In cartography, it is a frequent operation to set labels to fixed positions, together with the position of the fix point (left/middle/right, Top, Half, Bottom) that is kept constant in case of font change, rotation or zoom. Therefore, three new editing tools to manipulate text labels are now in the QGIS developer version:

  1. the move label tool drags text labels to a new position

Move label

  1. the rotate label tool is for interactive rotation of labels
  2. the label property tools opens a dialog that lets the user manipulate the data defined properties of a label (and also the text of the label attribute)

Move label

All three tools work on the new labeling engine and data defined labeling needs to be enabled for the layer (e.g. x coordinate attribute / y coordinate attribute for the move tool, rotation for the rotate tool). Additionally, the layer needs to be in edit mode. The new tools are well suited to mix fixed label positions and automated label opsitioning in the same or among several layers. If the x- or y attribute value is NULL, the position is set automatically by the pal library (http://pal.heig-vd.ch/). As soon as a position is manipulated by the move label tool, the position is written into the attribute field and the label position for this feature is fixed. So if a layer does not yet have attribute fields for x, y, you could create two new fields of type double (using the buttons in the vector properties dialog or in the attribute table). Initially, all values will be ‘NULL’ and all the label positions set automatically.

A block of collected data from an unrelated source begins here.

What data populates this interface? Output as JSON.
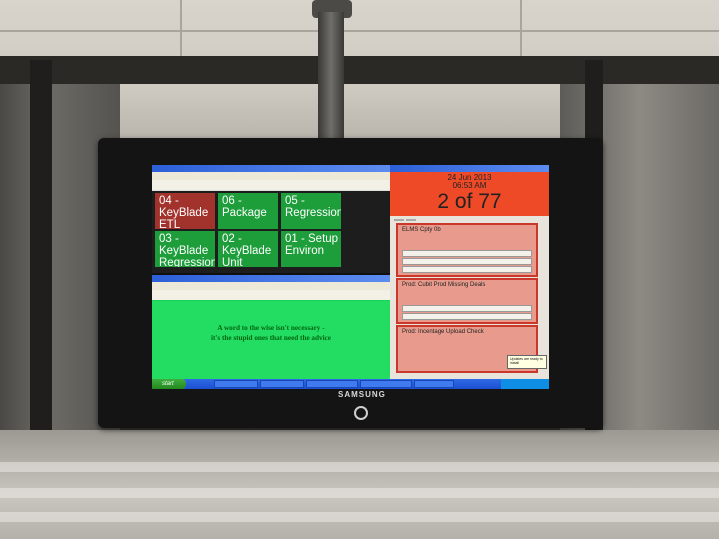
{
  "tv": {
    "brand": "SAMSUNG"
  },
  "tiles": [
    {
      "label": "04 - KeyBlade ETL",
      "status": "failed"
    },
    {
      "label": "06 - Package",
      "status": "passed"
    },
    {
      "label": "05 - Regression",
      "status": "passed"
    },
    {
      "label": "03 - KeyBlade Regression",
      "status": "passed"
    },
    {
      "label": "02 - KeyBlade Unit",
      "status": "passed"
    },
    {
      "label": "01 - Setup Environ",
      "status": "passed"
    }
  ],
  "quote": {
    "line1": "A word to the wise isn't necessary -",
    "line2": "it's the stupid ones that need the advice"
  },
  "monitor": {
    "date": "24 Jun 2013",
    "time": "06:53 AM",
    "count": "2 of 77",
    "cards": [
      {
        "title": "ELMS Cpty 0b"
      },
      {
        "title": "Prod: Cubit Prod Missing Deals"
      },
      {
        "title": "Prod: Incentage Upload Check"
      }
    ]
  },
  "popup": {
    "text": "Updates are ready to install"
  },
  "taskbar": {
    "start_label": "start"
  },
  "colors": {
    "failed": "#a2322c",
    "passed": "#1d9e3a",
    "alert": "#ee4a28",
    "quote_bg": "#22dd61"
  }
}
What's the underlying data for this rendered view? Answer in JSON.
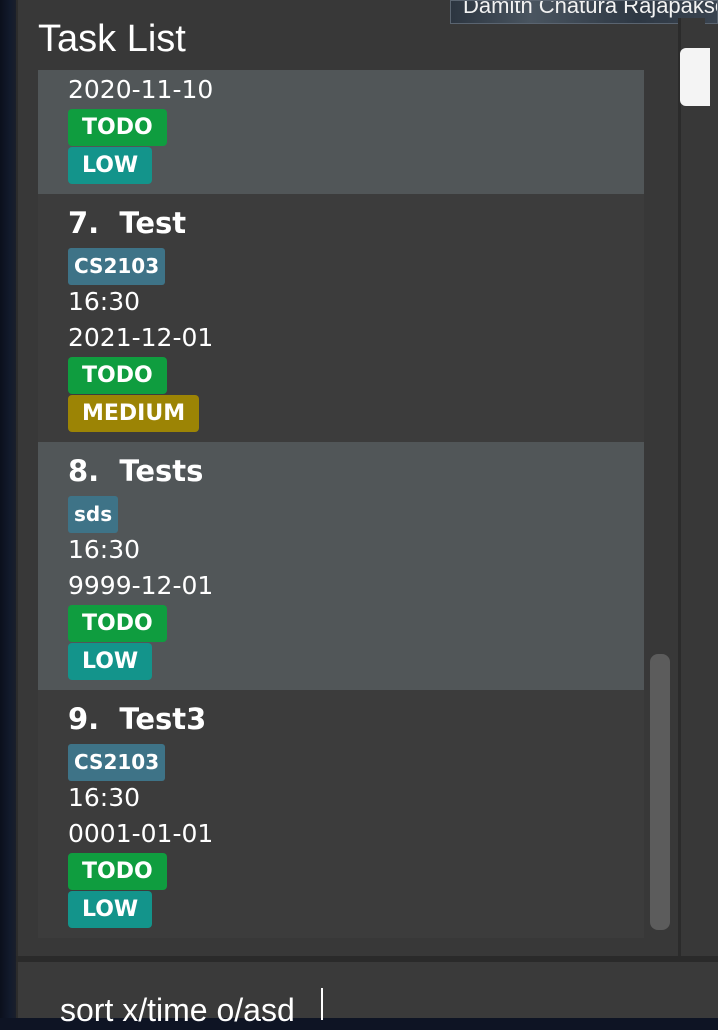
{
  "overlay_text": "Damith Chatura Rajapakse",
  "panel_title": "Task List",
  "colors": {
    "todo": "#0f9d3f",
    "low": "#13948b",
    "medium": "#9c8405",
    "tag": "#3e7387"
  },
  "tasks": [
    {
      "title": "",
      "tags": [],
      "time": "",
      "date": "2020-11-10",
      "status": "TODO",
      "priority": "LOW"
    },
    {
      "title": "7.  Test",
      "tags": [
        "CS2103"
      ],
      "time": "16:30",
      "date": "2021-12-01",
      "status": "TODO",
      "priority": "MEDIUM"
    },
    {
      "title": "8.  Tests",
      "tags": [
        "sds"
      ],
      "time": "16:30",
      "date": "9999-12-01",
      "status": "TODO",
      "priority": "LOW"
    },
    {
      "title": "9.  Test3",
      "tags": [
        "CS2103"
      ],
      "time": "16:30",
      "date": "0001-01-01",
      "status": "TODO",
      "priority": "LOW"
    }
  ],
  "command": {
    "value": "sort x/time o/asd"
  }
}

There are further plans to improve the user interface. It could be handy to have the properties dialog always open (non-modal), which would allow faster edits of a large number of labels. And a live text rotation preview is planned too. And yes, if someone likes making real icons, this would be highly appreciated (my graphical skills are somewhat limited…).

Finally I’d like to thank the city of Thun (Switzerland) for funding these tools and sharing it with the rest of the FOSSGIS world.